Same approximation now using the logspace:

five_ff = {
  tmp = sapply(age_seq, function (x) {
    log_sum(dpois(0:x, lambda = 4 * lambda, log = TRUE) +
            rev(dpois(0:x, lambda = lambda, log = TRUE)))
  })
  exp(tmp)
}

rm(tmp)

# plot
par(mfrow = c(3, 1))
plot(age_seq, five_ff, type = 'h')
plot(age_seq, five_th, type = 'h')
plot(age_seq, four_th, type = 'h')

# test equality
par(mfrow = c(2, 1))
identical(five_ff, five_th)
[1] FALSE
all.equal(five_ff, five_th)
[1] TRUE
all.equal(five_ff, normalize(five_th))
[1] "Mean relative difference: 6.401674e-05"
plot(five_ff - five_th, type = 'b')
plot(five_ff - normalize(five_th), type = 'b')

# reset graphical parameters
par(opar)

Again, bollocks… maybe these differences are not that important?

A realistic example

Let’s assume that the differences for the Melvin Dale in logspace approach are due to computational precission (this are the smallest) and explore how would this work for real data. At this point, we are only able to cumpute probabilities for following steps within the process (sums), yet we would need to be able to compute these backwards also. In order to do so we need to learn how to cumpute the probability distribution for a difference.

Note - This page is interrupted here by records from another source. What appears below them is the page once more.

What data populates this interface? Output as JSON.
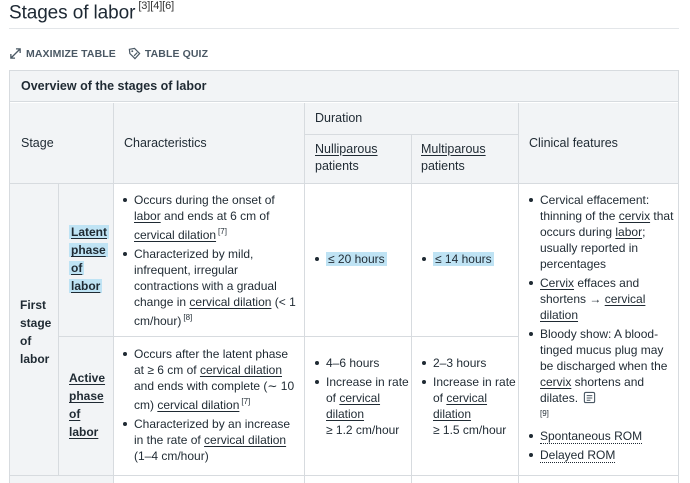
{
  "heading": {
    "title": "Stages of labor",
    "refs": "[3][4][6]"
  },
  "actions": {
    "maximize": "MAXIMIZE TABLE",
    "quiz": "TABLE QUIZ"
  },
  "table": {
    "caption": "Overview of the stages of labor",
    "headers": {
      "stage": "Stage",
      "characteristics": "Characteristics",
      "duration": "Duration",
      "nulliparous": "Nulliparous",
      "nulliparous2": "patients",
      "multiparous": "Multiparous",
      "multiparous2": "patients",
      "clinical": "Clinical features"
    },
    "stage_label": [
      "First",
      "stage",
      "of",
      "labor"
    ],
    "latent": {
      "label": [
        "Latent",
        "phase",
        "of",
        "labor"
      ],
      "char1": {
        "a": "Occurs during the onset of",
        "b": "labor",
        "c": " and ends at 6 cm of",
        "d": "cervical dilation",
        "ref": "[7]"
      },
      "char2": {
        "a": "Characterized by mild, infrequent, irregular contractions with a gradual change in ",
        "b": "cervical dilation",
        "c": " (< 1 cm/hour)",
        "ref": "[8]"
      },
      "nulli": "≤ 20 hours",
      "multi": "≤ 14 hours"
    },
    "active": {
      "label": [
        "Active",
        "phase",
        "of",
        "labor"
      ],
      "char1": {
        "a": "Occurs after the latent phase at ≥ 6 cm of ",
        "b": "cervical dilation",
        "c": " and ends with complete (∼ 10 cm) ",
        "d": "cervical dilation",
        "ref": "[7]"
      },
      "char2": {
        "a": "Characterized by an increase in the rate of ",
        "b": "cervical dilation",
        "c": " (1–4 cm/hour)"
      },
      "nulli1": "4–6 hours",
      "nulli2a": "Increase in rate of ",
      "nulli2b": "cervical dilation",
      "nulli2c": "≥ 1.2 cm/hour",
      "multi1": "2–3 hours",
      "multi2a": "Increase in rate of ",
      "multi2b": "cervical dilation",
      "multi2c": "≥ 1.5 cm/hour"
    },
    "clinical": {
      "f1a": "Cervical effacement: thinning of the ",
      "f1b": "cervix",
      "f1c": " that occurs during ",
      "f1d": "labor",
      "f1e": "; usually reported in percentages",
      "f2a": "Cervix",
      "f2b": " effaces and shortens → ",
      "f2c": "cervical dilation",
      "f3a": "Bloody show: A blood-tinged mucus plug may be discharged when the ",
      "f3b": "cervix",
      "f3c": " shortens and dilates.",
      "f3ref": "[9]",
      "f4": "Spontaneous ROM",
      "f5": "Delayed ROM"
    }
  }
}
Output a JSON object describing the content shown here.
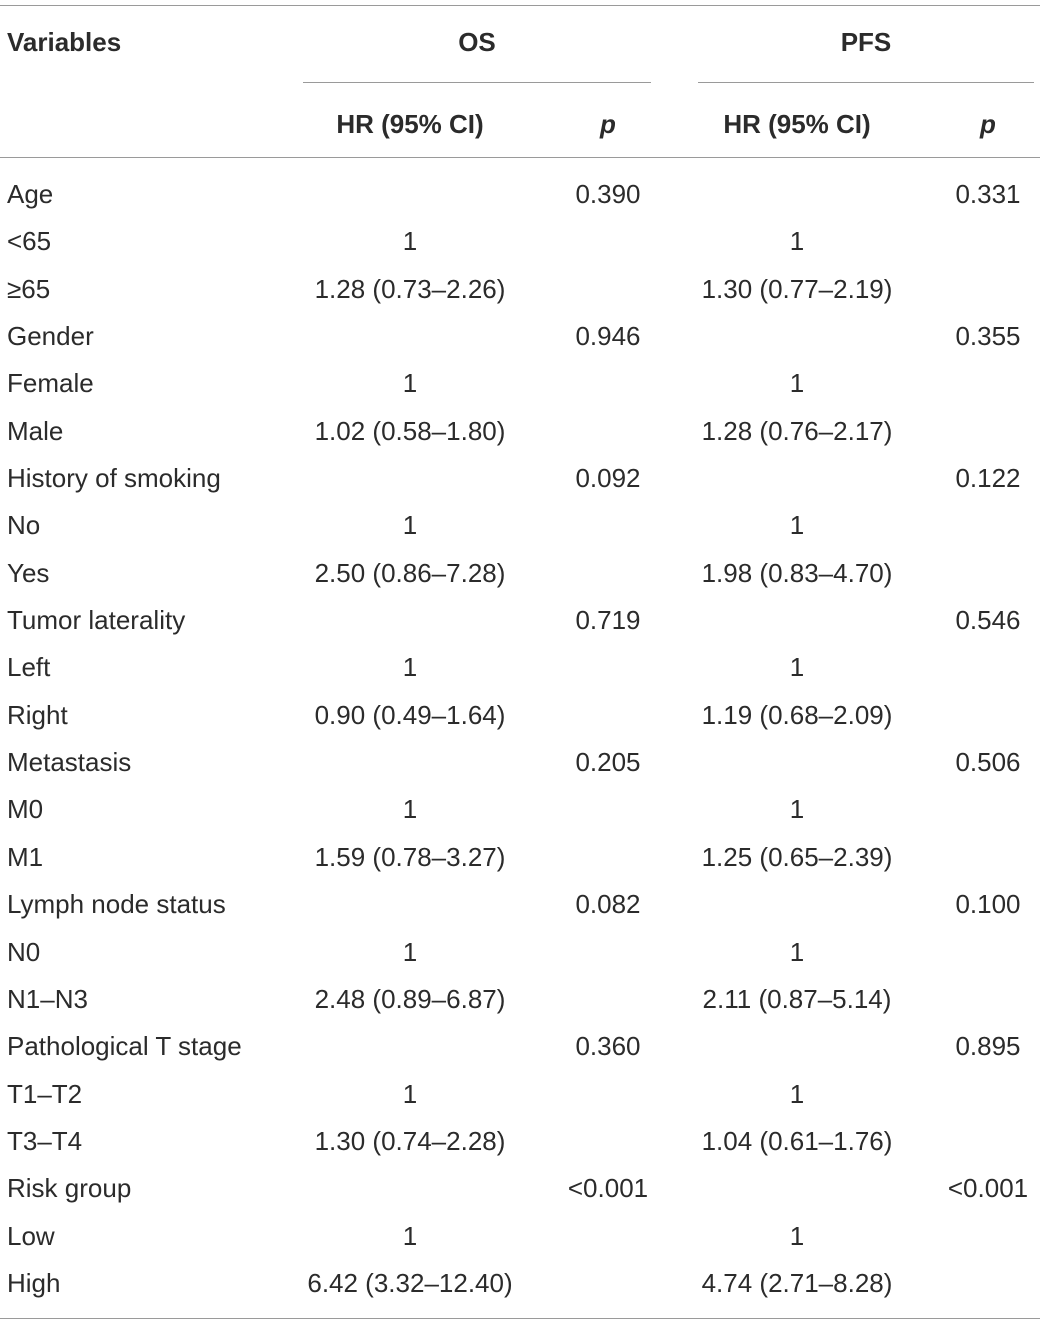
{
  "table": {
    "headers": {
      "variables": "Variables",
      "os": "OS",
      "pfs": "PFS",
      "hr_os": "HR (95% CI)",
      "p_os": "p",
      "hr_pfs": "HR (95% CI)",
      "p_pfs": "p"
    },
    "rows": [
      {
        "variable": "Age",
        "os_hr": "",
        "os_p": "0.390",
        "pfs_hr": "",
        "pfs_p": "0.331"
      },
      {
        "variable": "<65",
        "os_hr": "1",
        "os_p": "",
        "pfs_hr": "1",
        "pfs_p": ""
      },
      {
        "variable": "≥65",
        "os_hr": "1.28 (0.73–2.26)",
        "os_p": "",
        "pfs_hr": "1.30 (0.77–2.19)",
        "pfs_p": ""
      },
      {
        "variable": "Gender",
        "os_hr": "",
        "os_p": "0.946",
        "pfs_hr": "",
        "pfs_p": "0.355"
      },
      {
        "variable": "Female",
        "os_hr": "1",
        "os_p": "",
        "pfs_hr": "1",
        "pfs_p": ""
      },
      {
        "variable": "Male",
        "os_hr": "1.02 (0.58–1.80)",
        "os_p": "",
        "pfs_hr": "1.28 (0.76–2.17)",
        "pfs_p": ""
      },
      {
        "variable": "History of smoking",
        "os_hr": "",
        "os_p": "0.092",
        "pfs_hr": "",
        "pfs_p": "0.122"
      },
      {
        "variable": "No",
        "os_hr": "1",
        "os_p": "",
        "pfs_hr": "1",
        "pfs_p": ""
      },
      {
        "variable": "Yes",
        "os_hr": "2.50 (0.86–7.28)",
        "os_p": "",
        "pfs_hr": "1.98 (0.83–4.70)",
        "pfs_p": ""
      },
      {
        "variable": "Tumor laterality",
        "os_hr": "",
        "os_p": "0.719",
        "pfs_hr": "",
        "pfs_p": "0.546"
      },
      {
        "variable": "Left",
        "os_hr": "1",
        "os_p": "",
        "pfs_hr": "1",
        "pfs_p": ""
      },
      {
        "variable": "Right",
        "os_hr": "0.90 (0.49–1.64)",
        "os_p": "",
        "pfs_hr": "1.19 (0.68–2.09)",
        "pfs_p": ""
      },
      {
        "variable": "Metastasis",
        "os_hr": "",
        "os_p": "0.205",
        "pfs_hr": "",
        "pfs_p": "0.506"
      },
      {
        "variable": "M0",
        "os_hr": "1",
        "os_p": "",
        "pfs_hr": "1",
        "pfs_p": ""
      },
      {
        "variable": "M1",
        "os_hr": "1.59 (0.78–3.27)",
        "os_p": "",
        "pfs_hr": "1.25 (0.65–2.39)",
        "pfs_p": ""
      },
      {
        "variable": "Lymph node status",
        "os_hr": "",
        "os_p": "0.082",
        "pfs_hr": "",
        "pfs_p": "0.100"
      },
      {
        "variable": "N0",
        "os_hr": "1",
        "os_p": "",
        "pfs_hr": "1",
        "pfs_p": ""
      },
      {
        "variable": "N1–N3",
        "os_hr": "2.48 (0.89–6.87)",
        "os_p": "",
        "pfs_hr": "2.11 (0.87–5.14)",
        "pfs_p": ""
      },
      {
        "variable": "Pathological T stage",
        "os_hr": "",
        "os_p": "0.360",
        "pfs_hr": "",
        "pfs_p": "0.895"
      },
      {
        "variable": "T1–T2",
        "os_hr": "1",
        "os_p": "",
        "pfs_hr": "1",
        "pfs_p": ""
      },
      {
        "variable": "T3–T4",
        "os_hr": "1.30 (0.74–2.28)",
        "os_p": "",
        "pfs_hr": "1.04 (0.61–1.76)",
        "pfs_p": ""
      },
      {
        "variable": "Risk group",
        "os_hr": "",
        "os_p": "<0.001",
        "pfs_hr": "",
        "pfs_p": "<0.001"
      },
      {
        "variable": "Low",
        "os_hr": "1",
        "os_p": "",
        "pfs_hr": "1",
        "pfs_p": ""
      },
      {
        "variable": "High",
        "os_hr": "6.42 (3.32–12.40)",
        "os_p": "",
        "pfs_hr": "4.74 (2.71–8.28)",
        "pfs_p": ""
      }
    ]
  }
}
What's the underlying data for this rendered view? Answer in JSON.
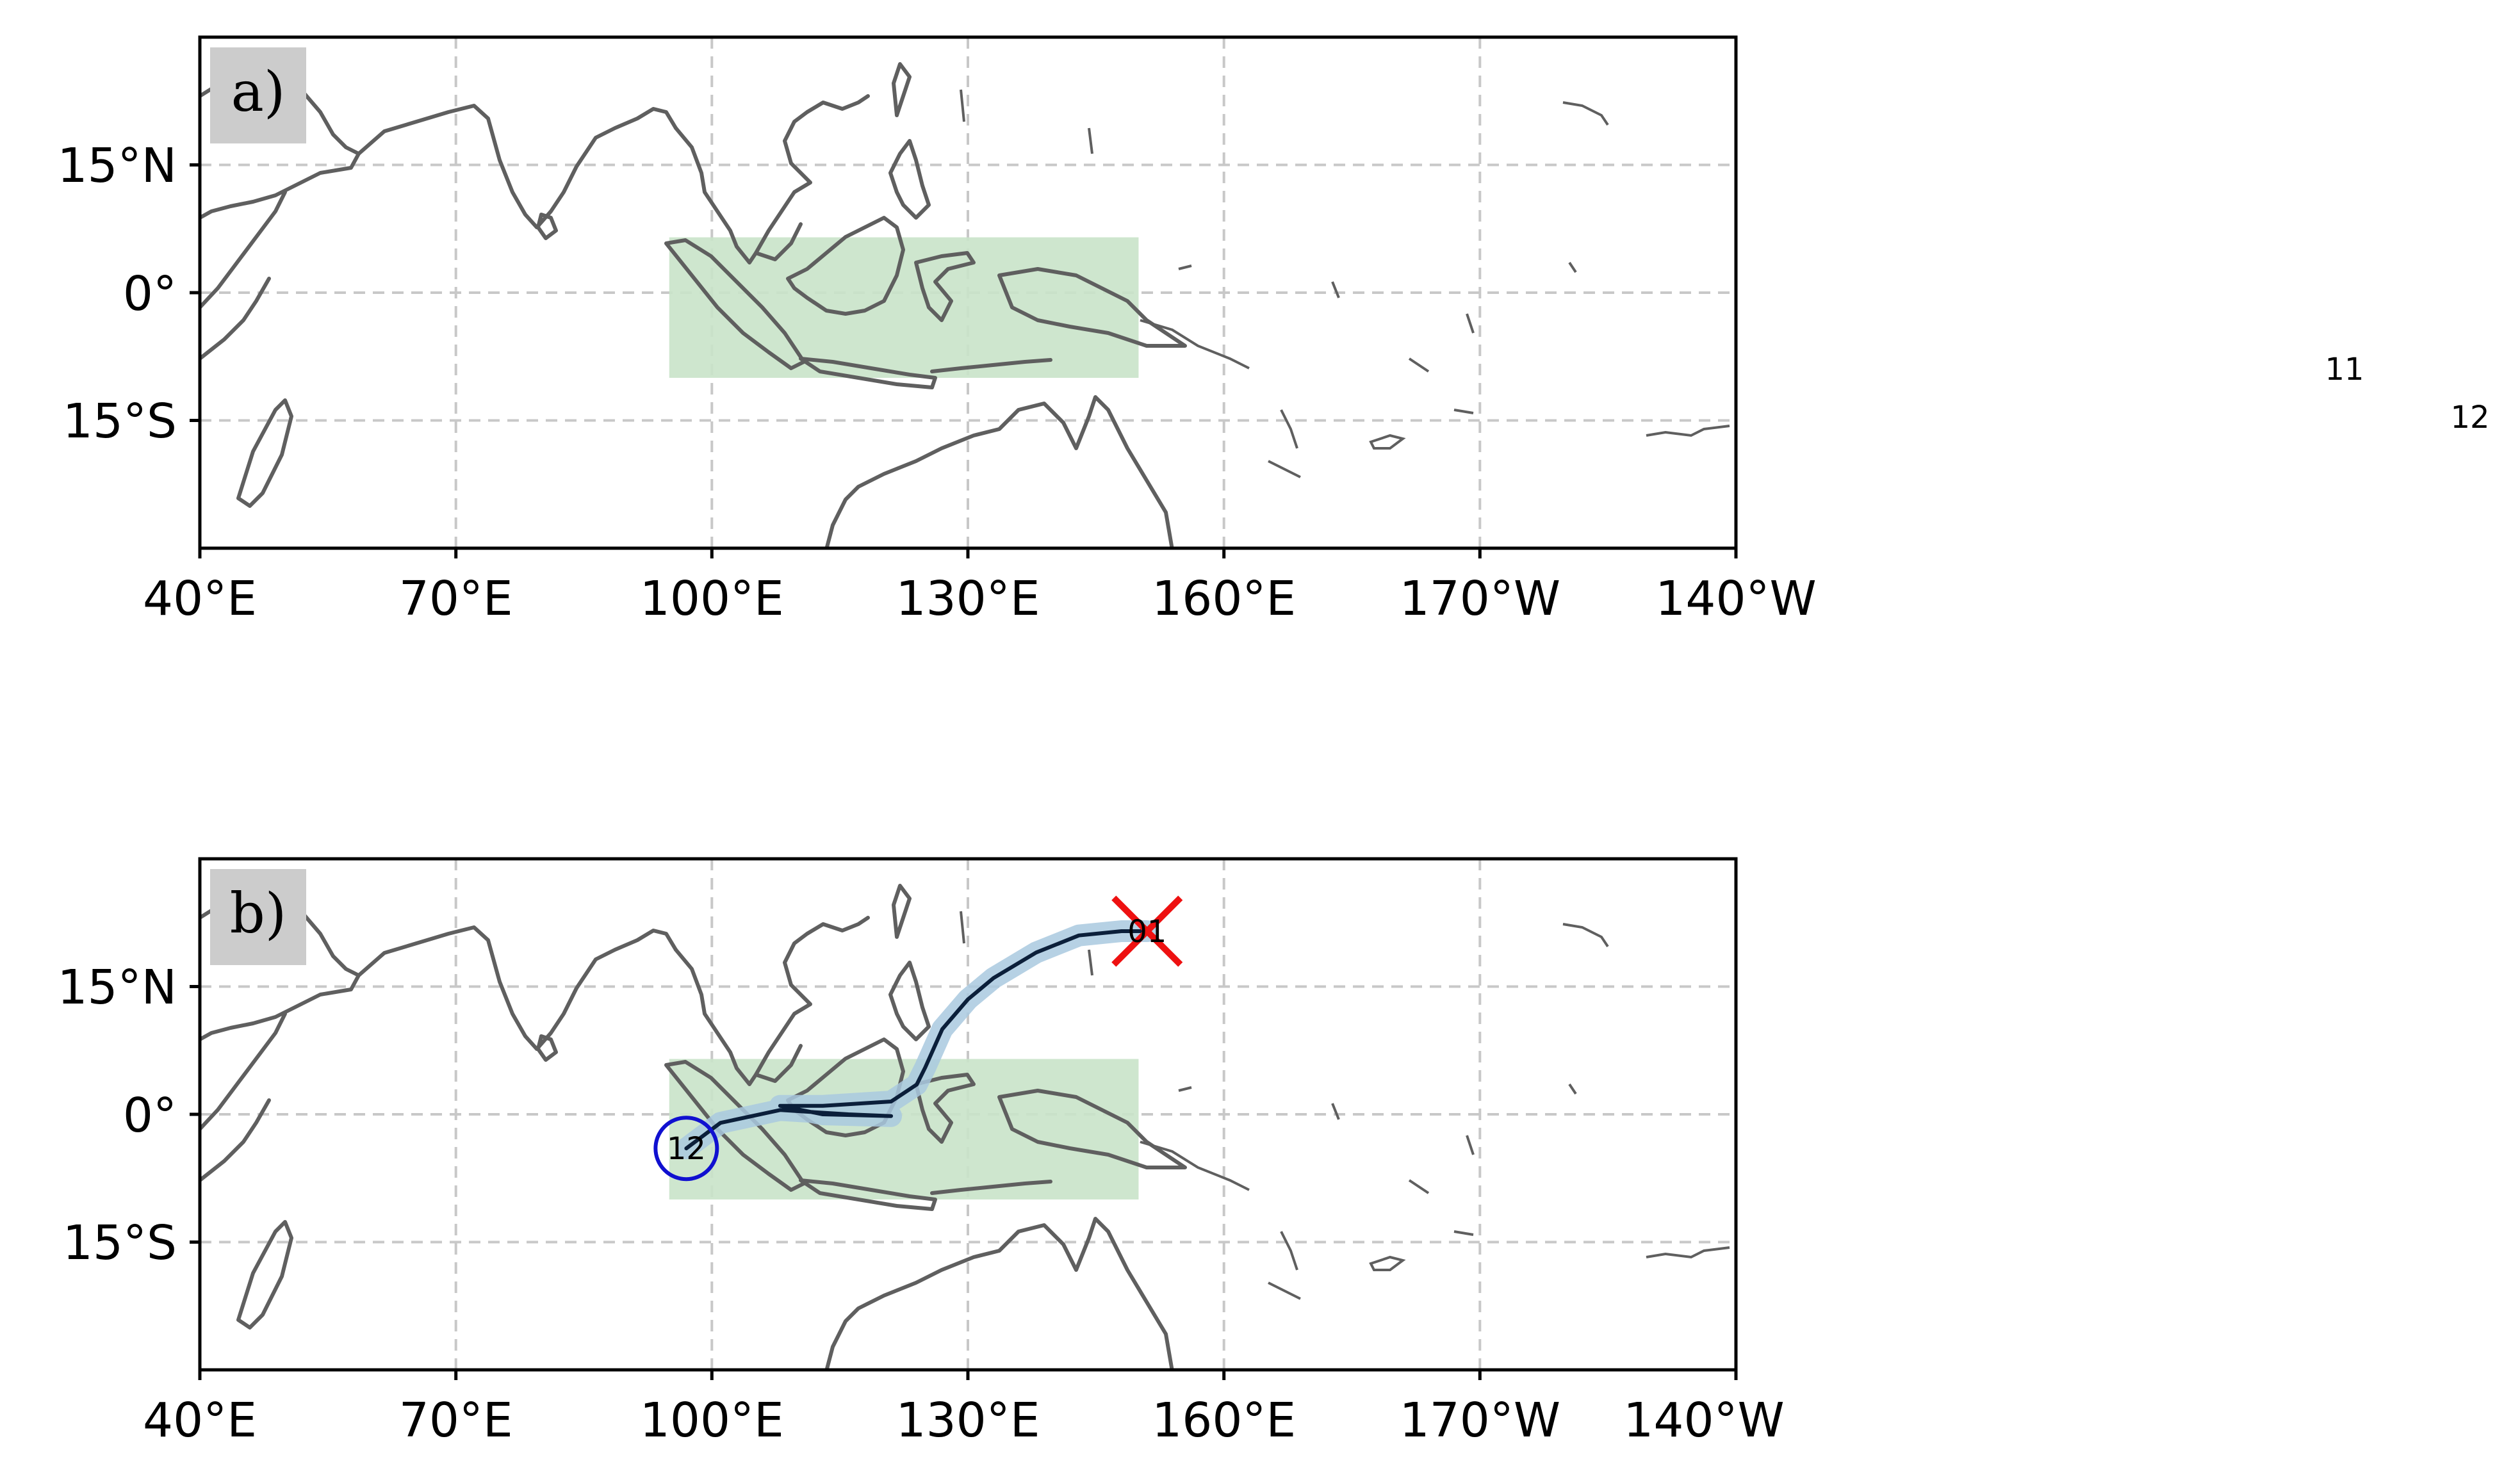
{
  "colors": {
    "coastline": "#5f5f5f",
    "gridline": "#c8c8c8",
    "region_fill": "#c9e3c9",
    "track_line": "#0b1f3a",
    "track_band": "#a9c9df",
    "genesis_marker": "#1010d0",
    "end_marker": "#ee1111",
    "panel_label_bg": "#cccccc"
  },
  "map": {
    "lon_ticks": [
      "40°E",
      "70°E",
      "100°E",
      "130°E",
      "160°E",
      "170°W",
      "140°W"
    ],
    "lat_ticks": [
      "15°N",
      "0°",
      "15°S"
    ],
    "grid": true
  },
  "region_box": {
    "lon": [
      95,
      150
    ],
    "lat": [
      -10,
      6.5
    ]
  },
  "panels": [
    {
      "label": "a)"
    },
    {
      "label": "b)",
      "track": {
        "start_label": "12",
        "end_label": "01",
        "points": [
          [
            97,
            -4
          ],
          [
            101,
            -1
          ],
          [
            108,
            0.5
          ],
          [
            116,
            0
          ],
          [
            121,
            -0.2
          ],
          [
            113,
            0
          ],
          [
            108,
            1
          ],
          [
            113,
            1
          ],
          [
            121,
            1.5
          ],
          [
            124,
            3.5
          ],
          [
            125,
            5.5
          ],
          [
            127,
            10
          ],
          [
            130,
            13.5
          ],
          [
            133,
            16
          ],
          [
            138,
            19
          ],
          [
            143,
            21
          ],
          [
            148,
            21.5
          ],
          [
            151,
            21.5
          ]
        ]
      }
    }
  ],
  "stray_labels": [
    "11",
    "12"
  ]
}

From Melvin Dale, the pdf of the difference \(Z = X - Y\) is also the fourier convolution of the pdfs \(F_X\) and \(F_Y\):

\[ P(Z = k) = \sum F_X(k + y)F_Y(y) \]

If we find an expansion form for this similar to the one we used for the sum of two r.v.s we should be ok. Following the same logic and taking advantage of the discreteness of the r.v.s, say \(Z = X - Y; P(X = i) = a_i; P(Y = i) = b_i; P(Z = i) = c_i\). Here we are thinking of each random variable as a colection of values and associated probabilities such that \(X = [x_0, x_1, ..., x_i, ..., x_n]; P(X = x_i = i) = a_i\). We want to sum the probabilities associated with each pair of values for \(X\) and \(Y\) that would yield a particular \(z_i\):

\[ \begin{align} c_0 = a_0b_0 + a_1b_1 + a_2b_2 + ... + a_nb_n \\ c_1 = a_1b_0 + a_2b_1 + a_3b_2 + ... + a_nb_{n - 1} \\ c_2 = a_2b_0 + a_3b_1 + a_4b_2 + ... + a_nb_{n - 2} \\ \vdots \\ c_i = a_ib_0 + ... + a_nb_{n - i} \\ \vdots \\ c_{n - 1} = a_{n - 1}b_0 + a_nb_1 \\ c_n = a_nb_0 \end{align} \]

Let’s try to estimate \(t = 4\) from \(t = 5\):

four_ff = {
  tmp = sapply(age_seq, function (x) {
    log_sum(dpois(x:grid_size, lambda = 5 * lambda, log = TRUE) +
            dpois(0:(grid_size - x), lambda = lambda, log = TRUE))
  })
  exp(tmp)
}

rm(tmp)

# plot
par(mfrow = c(3, 1))
plot(age_seq, five_th, type = 'h')
plot(age_seq, four_ff, type = 'h')
plot(age_seq, four_th, type = 'h')

# test equality
par(opar)
identical(four_ff, four_th)
[1] FALSE
all.equal(four_ff, four_th)
[1] "Mean relative difference: 0.195754"
all.equal(five_ff, normalize(five_th))
[1] "Mean relative difference: 6.401674e-05"
plot(four_ff - four_th, type = 'b')

Seems like there is no way to estimate the previous step without incresing uncentainty… Maybe that’s ok, we shall try with a realistic example and see what happens.